Various aspects of the development and implementation of a UAV-PS were discussed in this study. These included the camera offline calibration, platform calibration, system integration, flight and fieldwork planning, data acquisition, photogrammetric processing and application in open-pit mine mapping. Based on the experiments, it was concluded that the accuracy of 3D modeling with the system, either in terms of the accuracy of indirect georeferencing or the spatial accuracy of the point clouds, was better than 2 cm.

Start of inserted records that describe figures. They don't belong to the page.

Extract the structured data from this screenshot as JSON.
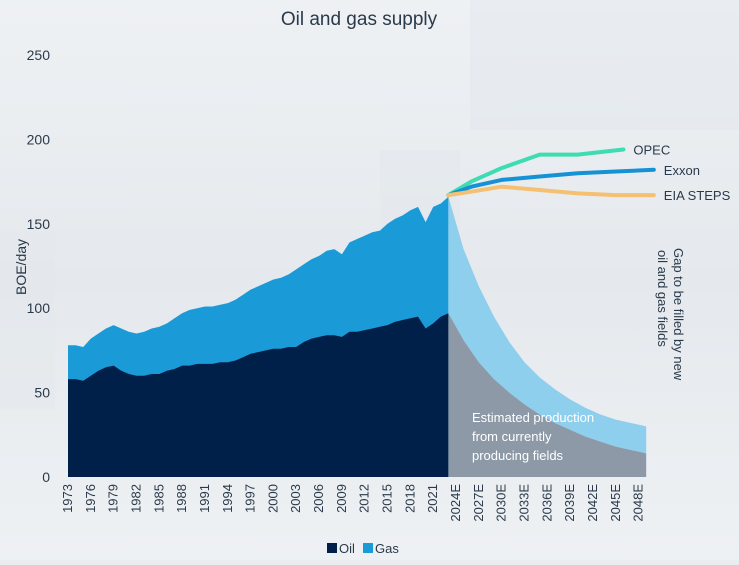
{
  "chart_data": {
    "type": "area",
    "title": "Oil and gas supply",
    "ylabel": "BOE/day",
    "xlabel": "",
    "ylim": [
      0,
      250
    ],
    "yticks": [
      0,
      50,
      100,
      150,
      200,
      250
    ],
    "x_labels": [
      "1973",
      "1976",
      "1979",
      "1982",
      "1985",
      "1988",
      "1991",
      "1994",
      "1997",
      "2000",
      "2003",
      "2006",
      "2009",
      "2012",
      "2015",
      "2018",
      "2021",
      "2024E",
      "2027E",
      "2030E",
      "2033E",
      "2036E",
      "2039E",
      "2042E",
      "2045E",
      "2048E"
    ],
    "historical": {
      "years": [
        1973,
        1974,
        1975,
        1976,
        1977,
        1978,
        1979,
        1980,
        1981,
        1982,
        1983,
        1984,
        1985,
        1986,
        1987,
        1988,
        1989,
        1990,
        1991,
        1992,
        1993,
        1994,
        1995,
        1996,
        1997,
        1998,
        1999,
        2000,
        2001,
        2002,
        2003,
        2004,
        2005,
        2006,
        2007,
        2008,
        2009,
        2010,
        2011,
        2012,
        2013,
        2014,
        2015,
        2016,
        2017,
        2018,
        2019,
        2020,
        2021,
        2022,
        2023
      ],
      "oil": [
        58,
        58,
        57,
        60,
        63,
        65,
        66,
        63,
        61,
        60,
        60,
        61,
        61,
        63,
        64,
        66,
        66,
        67,
        67,
        67,
        68,
        68,
        69,
        71,
        73,
        74,
        75,
        76,
        76,
        77,
        77,
        80,
        82,
        83,
        84,
        84,
        83,
        86,
        86,
        87,
        88,
        89,
        90,
        92,
        93,
        94,
        95,
        88,
        91,
        95,
        97
      ],
      "total": [
        78,
        78,
        77,
        82,
        85,
        88,
        90,
        88,
        86,
        85,
        86,
        88,
        89,
        91,
        94,
        97,
        99,
        100,
        101,
        101,
        102,
        103,
        105,
        108,
        111,
        113,
        115,
        117,
        118,
        120,
        123,
        126,
        129,
        131,
        134,
        135,
        132,
        139,
        141,
        143,
        145,
        146,
        150,
        153,
        155,
        158,
        160,
        151,
        160,
        162,
        166
      ]
    },
    "projection": {
      "x": [
        2023,
        2025,
        2027,
        2029,
        2031,
        2033,
        2035,
        2037,
        2039,
        2041,
        2043,
        2045,
        2047,
        2049
      ],
      "producing_fields": [
        97,
        81,
        68,
        58,
        50,
        43,
        37,
        32,
        28,
        24,
        21,
        18,
        16,
        14
      ],
      "estimated_top": [
        166,
        135,
        113,
        95,
        80,
        68,
        59,
        52,
        46,
        41,
        37,
        34,
        32,
        30
      ]
    },
    "outlooks": [
      {
        "name": "OPEC",
        "color": "#3ddcb2",
        "x": [
          2023,
          2026,
          2030,
          2035,
          2040,
          2046
        ],
        "values": [
          167,
          175,
          183,
          191,
          191,
          194
        ]
      },
      {
        "name": "Exxon",
        "color": "#1591d6",
        "x": [
          2023,
          2026,
          2030,
          2035,
          2040,
          2045,
          2050
        ],
        "values": [
          167,
          172,
          176,
          178,
          180,
          181,
          182
        ]
      },
      {
        "name": "EIA STEPS",
        "color": "#f5c072",
        "x": [
          2023,
          2026,
          2030,
          2035,
          2040,
          2045,
          2050
        ],
        "values": [
          167,
          169,
          172,
          170,
          168,
          167,
          167
        ]
      }
    ],
    "annotations": {
      "gap": "Gap to be filled by new oil and gas fields",
      "gap_lines": [
        "Gap to be filled by new",
        "oil and gas fields"
      ],
      "estimated": [
        "Estimated production",
        "from currently",
        "producing fields"
      ]
    },
    "legend": [
      {
        "label": "Oil",
        "color": "#00204a"
      },
      {
        "label": "Gas",
        "color": "#1a9bd7"
      }
    ],
    "legend_position": "bottom",
    "colors": {
      "oil": "#00204a",
      "gas": "#1a9bd7",
      "producing_fields": "#8d99a7",
      "gap": "#8ecfee"
    }
  }
}
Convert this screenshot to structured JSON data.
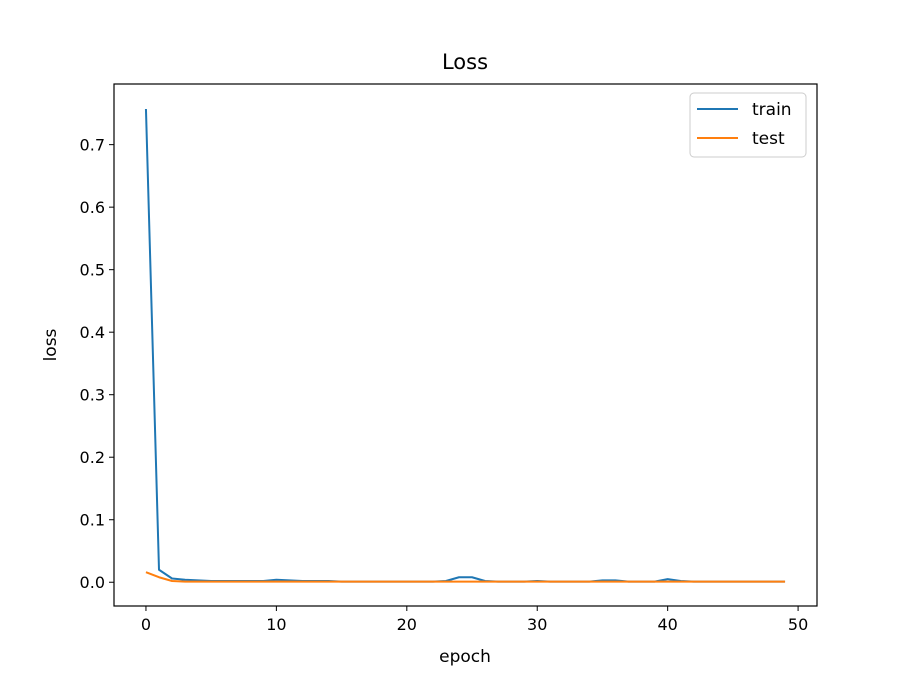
{
  "chart_data": {
    "type": "line",
    "title": "Loss",
    "xlabel": "epoch",
    "ylabel": "loss",
    "xlim": [
      -2.45,
      51.45
    ],
    "ylim": [
      -0.038,
      0.797
    ],
    "xticks": [
      0,
      10,
      20,
      30,
      40,
      50
    ],
    "yticks": [
      0.0,
      0.1,
      0.2,
      0.3,
      0.4,
      0.5,
      0.6,
      0.7
    ],
    "xtick_labels": [
      "0",
      "10",
      "20",
      "30",
      "40",
      "50"
    ],
    "ytick_labels": [
      "0.0",
      "0.1",
      "0.2",
      "0.3",
      "0.4",
      "0.5",
      "0.6",
      "0.7"
    ],
    "grid": false,
    "legend_position": "top-right",
    "x": [
      0,
      1,
      2,
      3,
      4,
      5,
      6,
      7,
      8,
      9,
      10,
      11,
      12,
      13,
      14,
      15,
      16,
      17,
      18,
      19,
      20,
      21,
      22,
      23,
      24,
      25,
      26,
      27,
      28,
      29,
      30,
      31,
      32,
      33,
      34,
      35,
      36,
      37,
      38,
      39,
      40,
      41,
      42,
      43,
      44,
      45,
      46,
      47,
      48,
      49
    ],
    "series": [
      {
        "name": "train",
        "color": "#1f77b4",
        "values": [
          0.757,
          0.02,
          0.006,
          0.004,
          0.003,
          0.002,
          0.002,
          0.002,
          0.002,
          0.002,
          0.004,
          0.003,
          0.002,
          0.002,
          0.002,
          0.001,
          0.001,
          0.001,
          0.001,
          0.001,
          0.001,
          0.001,
          0.001,
          0.002,
          0.008,
          0.008,
          0.002,
          0.001,
          0.001,
          0.001,
          0.002,
          0.001,
          0.001,
          0.001,
          0.001,
          0.003,
          0.003,
          0.001,
          0.001,
          0.001,
          0.005,
          0.002,
          0.001,
          0.001,
          0.001,
          0.001,
          0.001,
          0.001,
          0.001,
          0.001
        ]
      },
      {
        "name": "test",
        "color": "#ff7f0e",
        "values": [
          0.016,
          0.008,
          0.002,
          0.001,
          0.001,
          0.001,
          0.001,
          0.001,
          0.001,
          0.001,
          0.001,
          0.001,
          0.001,
          0.001,
          0.001,
          0.001,
          0.001,
          0.001,
          0.001,
          0.001,
          0.001,
          0.001,
          0.001,
          0.001,
          0.001,
          0.001,
          0.001,
          0.001,
          0.001,
          0.001,
          0.001,
          0.001,
          0.001,
          0.001,
          0.001,
          0.001,
          0.001,
          0.001,
          0.001,
          0.001,
          0.001,
          0.001,
          0.001,
          0.001,
          0.001,
          0.001,
          0.001,
          0.001,
          0.001,
          0.001
        ]
      }
    ]
  }
}
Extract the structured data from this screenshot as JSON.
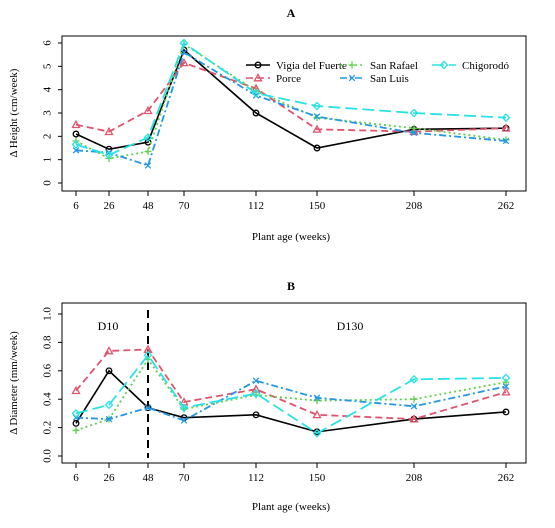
{
  "chart_data": [
    {
      "type": "line",
      "title": "A",
      "xlabel": "Plant age (weeks)",
      "ylabel": "Δ Height (cm/week)",
      "categories": [
        "6",
        "26",
        "48",
        "70",
        "112",
        "150",
        "208",
        "262"
      ],
      "yticks": [
        "0",
        "1",
        "2",
        "3",
        "4",
        "5",
        "6"
      ],
      "ylim": [
        0,
        6.3
      ],
      "legend_position": "top-right",
      "grid": false,
      "series": [
        {
          "name": "Vigia del Fuerte",
          "color": "#000000",
          "dash": "",
          "marker": "circle",
          "values": [
            2.1,
            1.45,
            1.75,
            5.7,
            3.0,
            1.5,
            2.3,
            2.35
          ]
        },
        {
          "name": "Porce",
          "color": "#df536b",
          "dash": "7,4",
          "marker": "triangle",
          "values": [
            2.5,
            2.2,
            3.1,
            5.15,
            4.05,
            2.3,
            2.2,
            2.35
          ]
        },
        {
          "name": "San Rafael",
          "color": "#61d04f",
          "dash": "2,3",
          "marker": "plus",
          "values": [
            1.8,
            1.05,
            1.35,
            5.95,
            3.95,
            2.8,
            2.35,
            1.85
          ]
        },
        {
          "name": "San Luis",
          "color": "#2297e6",
          "dash": "7,3,2,3",
          "marker": "x",
          "values": [
            1.4,
            1.3,
            0.75,
            5.6,
            3.75,
            2.85,
            2.15,
            1.8
          ]
        },
        {
          "name": "Chigorodó",
          "color": "#28e2e5",
          "dash": "12,5",
          "marker": "diamond",
          "values": [
            1.65,
            1.2,
            1.95,
            6.0,
            3.85,
            3.3,
            3.0,
            2.8
          ]
        }
      ]
    },
    {
      "type": "line",
      "title": "B",
      "xlabel": "Plant age (weeks)",
      "ylabel": "Δ Diameter (mm/week)",
      "categories": [
        "6",
        "26",
        "48",
        "70",
        "112",
        "150",
        "208",
        "262"
      ],
      "yticks": [
        "0.0",
        "0.2",
        "0.4",
        "0.6",
        "0.8",
        "1.0"
      ],
      "ylim": [
        0,
        1.0
      ],
      "grid": false,
      "annotations": [
        "D10",
        "D130"
      ],
      "series": [
        {
          "name": "Vigia del Fuerte",
          "color": "#000000",
          "dash": "",
          "marker": "circle",
          "values": [
            0.23,
            0.6,
            0.34,
            0.27,
            0.29,
            0.17,
            0.26,
            0.31
          ]
        },
        {
          "name": "Porce",
          "color": "#df536b",
          "dash": "7,4",
          "marker": "triangle",
          "values": [
            0.46,
            0.74,
            0.75,
            0.38,
            0.47,
            0.29,
            0.26,
            0.45
          ]
        },
        {
          "name": "San Rafael",
          "color": "#61d04f",
          "dash": "2,3",
          "marker": "plus",
          "values": [
            0.18,
            0.26,
            0.68,
            0.33,
            0.43,
            0.39,
            0.4,
            0.52
          ]
        },
        {
          "name": "San Luis",
          "color": "#2297e6",
          "dash": "7,3,2,3",
          "marker": "x",
          "values": [
            0.27,
            0.26,
            0.34,
            0.25,
            0.53,
            0.41,
            0.35,
            0.49
          ]
        },
        {
          "name": "Chigorodó",
          "color": "#28e2e5",
          "dash": "12,5",
          "marker": "diamond",
          "values": [
            0.3,
            0.36,
            0.71,
            0.34,
            0.44,
            0.16,
            0.54,
            0.55
          ]
        }
      ]
    }
  ]
}
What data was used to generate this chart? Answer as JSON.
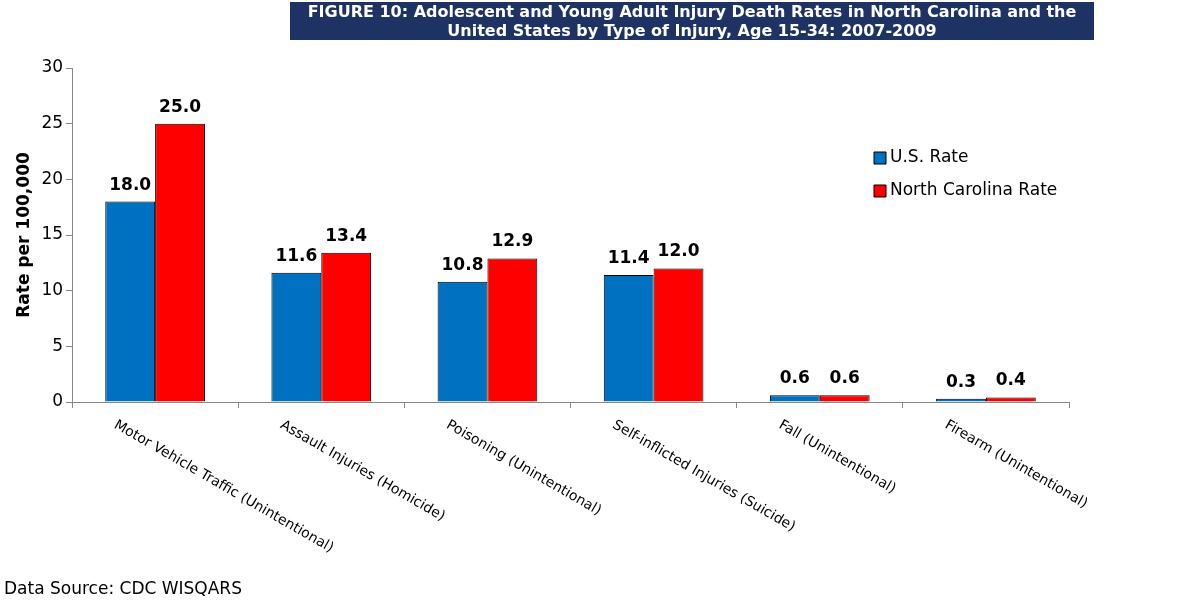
{
  "chart_data": {
    "type": "bar",
    "title": "FIGURE 10:  Adolescent and Young Adult Injury Death Rates in North Carolina and the United States by Type of Injury, Age 15-34: 2007-2009",
    "ylabel": "Rate per 100,000",
    "categories": [
      "Motor Vehicle Traffic (Unintentional)",
      "Assault Injuries (Homicide)",
      "Poisoning (Unintentional)",
      "Self-inflicted Injuries (Suicide)",
      "Fall (Unintentional)",
      "Firearm (Unintentional)"
    ],
    "series": [
      {
        "name": "U.S. Rate",
        "color": "#0070c0",
        "values": [
          18.0,
          11.6,
          10.8,
          11.4,
          0.6,
          0.3
        ],
        "value_labels": [
          "18.0",
          "11.6",
          "10.8",
          "11.4",
          "0.6",
          "0.3"
        ]
      },
      {
        "name": "North Carolina Rate",
        "color": "#ff0000",
        "values": [
          25.0,
          13.4,
          12.9,
          12.0,
          0.6,
          0.4
        ],
        "value_labels": [
          "25.0",
          "13.4",
          "12.9",
          "12.0",
          "0.6",
          "0.4"
        ]
      }
    ],
    "ylim": [
      0,
      30
    ],
    "yticks": [
      0,
      5,
      10,
      15,
      20,
      25,
      30
    ],
    "grid": false,
    "legend": "top right",
    "annotations": [
      "Data Source: CDC WISQARS"
    ]
  }
}
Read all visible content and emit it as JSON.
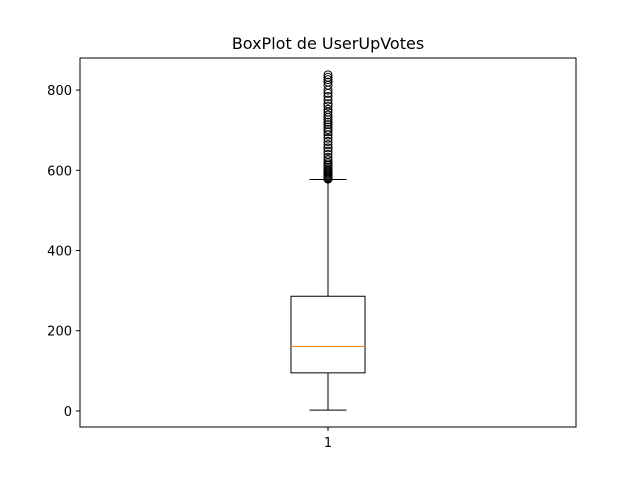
{
  "chart_data": {
    "type": "boxplot",
    "title": "BoxPlot de UserUpVotes",
    "xlabel": "",
    "ylabel": "",
    "categories": [
      "1"
    ],
    "ylim": [
      -40,
      880
    ],
    "yticks": [
      0,
      200,
      400,
      600,
      800
    ],
    "grid": false,
    "series": [
      {
        "category": "1",
        "min": 2,
        "q1": 95,
        "median": 161,
        "q3": 286,
        "whisker_low": 2,
        "whisker_high": 577,
        "outliers": [
          578,
          580,
          582,
          585,
          588,
          591,
          594,
          597,
          600,
          604,
          608,
          612,
          616,
          620,
          626,
          632,
          640,
          648,
          656,
          664,
          672,
          680,
          688,
          696,
          702,
          708,
          714,
          720,
          726,
          732,
          738,
          745,
          752,
          760,
          766,
          775,
          784,
          792,
          800,
          812,
          820,
          826,
          832,
          838
        ],
        "box_color": "#000000",
        "median_color": "#ff7f0e"
      }
    ]
  }
}
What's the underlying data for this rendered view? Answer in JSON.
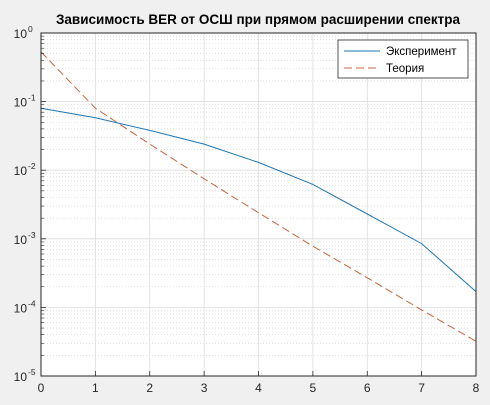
{
  "chart_data": {
    "type": "line",
    "title": "Зависимость BER от ОСШ при прямом расширении спектра",
    "xlabel": "",
    "ylabel": "",
    "xlim": [
      0,
      8
    ],
    "ylim": [
      1e-05,
      1
    ],
    "y_scale": "log",
    "grid": true,
    "minor_grid": true,
    "legend_position": "top-right",
    "x_ticks": [
      "0",
      "1",
      "2",
      "3",
      "4",
      "5",
      "6",
      "7",
      "8"
    ],
    "x_tick_values": [
      0,
      1,
      2,
      3,
      4,
      5,
      6,
      7,
      8
    ],
    "y_tick_exponents": [
      0,
      -1,
      -2,
      -3,
      -4,
      -5
    ],
    "y_tick_base": "10",
    "series": [
      {
        "name": "Эксперимент",
        "color": "#1f77b4",
        "dash": "solid",
        "x": [
          0,
          1,
          2,
          3,
          4,
          5,
          6,
          7,
          8
        ],
        "y": [
          0.08,
          0.058,
          0.038,
          0.024,
          0.013,
          0.0062,
          0.0023,
          0.00085,
          0.00017
        ]
      },
      {
        "name": "Теория",
        "color": "#c8643c",
        "dash": "dashed",
        "x": [
          0,
          1,
          2,
          3,
          4,
          5,
          6,
          7,
          8
        ],
        "y": [
          0.53,
          0.08,
          0.024,
          0.0075,
          0.0024,
          0.00078,
          0.00027,
          9.2e-05,
          3.2e-05
        ]
      }
    ]
  }
}
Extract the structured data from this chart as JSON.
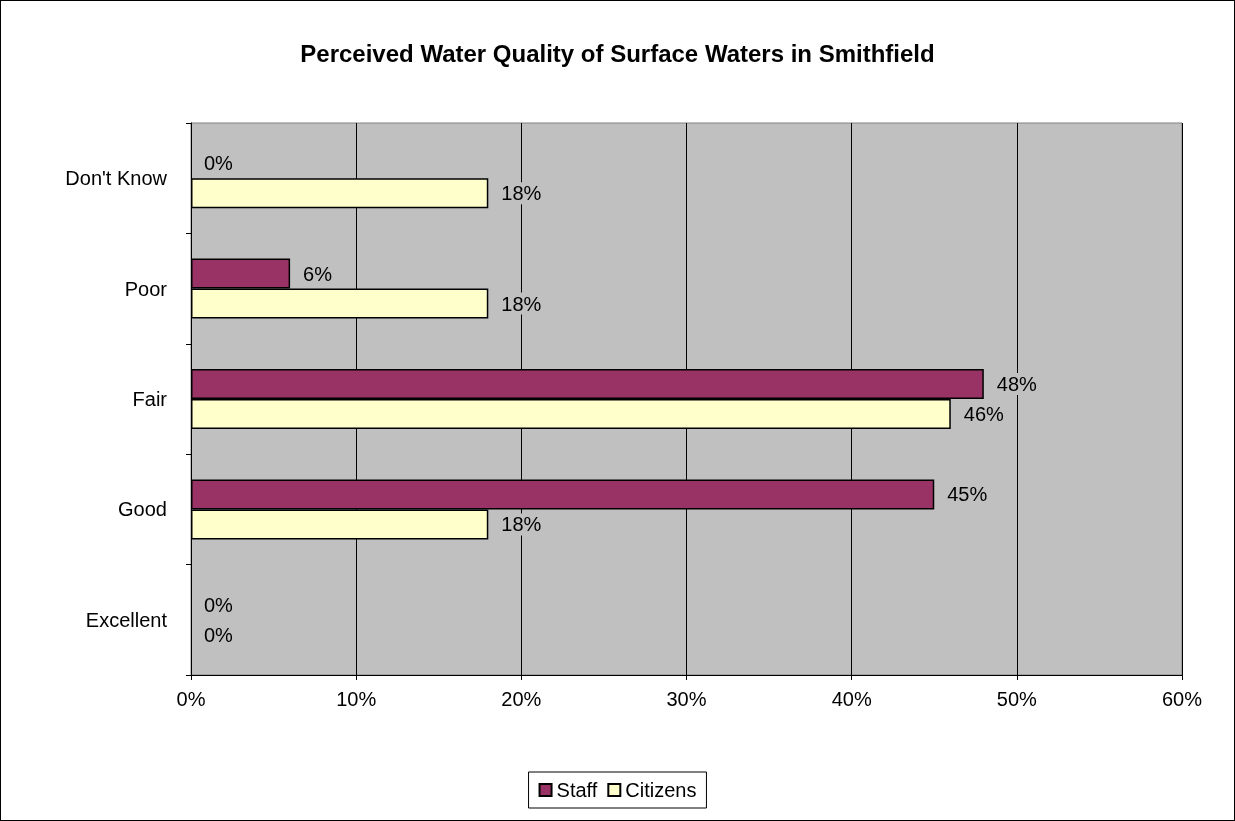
{
  "chart_data": {
    "type": "bar",
    "orientation": "horizontal",
    "title": "Perceived Water Quality of Surface Waters in Smithfield",
    "categories": [
      "Don't Know",
      "Poor",
      "Fair",
      "Good",
      "Excellent"
    ],
    "series": [
      {
        "name": "Staff",
        "color": "#993366",
        "values": [
          0,
          6,
          48,
          45,
          0
        ],
        "value_labels": [
          "0%",
          "6%",
          "48%",
          "45%",
          "0%"
        ]
      },
      {
        "name": "Citizens",
        "color": "#ffffcc",
        "values": [
          18,
          18,
          46,
          18,
          0
        ],
        "value_labels": [
          "18%",
          "18%",
          "46%",
          "18%",
          "0%"
        ]
      }
    ],
    "xlim": [
      0,
      60
    ],
    "xticks": [
      {
        "value": 0,
        "label": "0%"
      },
      {
        "value": 10,
        "label": "10%"
      },
      {
        "value": 20,
        "label": "20%"
      },
      {
        "value": 30,
        "label": "30%"
      },
      {
        "value": 40,
        "label": "40%"
      },
      {
        "value": 50,
        "label": "50%"
      },
      {
        "value": 60,
        "label": "60%"
      }
    ],
    "grid": "x",
    "legend": "bottom"
  }
}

In addition to general photogrammetric experiments, several tests were performed to analyze the specific issues of UAV-based 3D modeling, and solutions were proposed to address them. It is hoped that the lessons learnt from these experiments give a more clear insight of the capacities of UAV-PSs for the upcoming studies and applications. In brief, the impact of automatic target detection on the accuracy of camera calibration was investigated. It was shown that an improvement of 81% in the accuracy of calibration could be achieved with our target detection technique in comparison with manual target detection. Regarding the system integration, it was validated that the developed software package was capable of synchronizing the navigation and imaging sensors with an approximate delay of 11 ms without requiring any additional mechanism. Moreover, the impacts of high photometric variations among images and shadowed regions on the accuracy of 3D modeling were verified. Besides, the use of a BBA strategy was suggested to improve the accuracy of on-the-job self-calibration by reducing the correlation of intrinsic camera calibration parameters to other BBA elements such as EO parameters. It was shown that, using this strategy, the correlation of IO and EO parameters could be reduced by 60% in an unsuitable imaging network. This strategy can be used in applications where the accurate, on-the-flight intrinsic calibration parameters are required independently. Furthermore, several experiments were performed to assess the effect of GCPs configuration on modeling accuracy. It was shown that a minimum number of GCPs could provide a high accuracy level if they were distributed evenly over the whole zone and their visibilities in images were maximized. However, under such conditions, the scale consistency of the imaging network needed to be ensured by providing high overlap among images.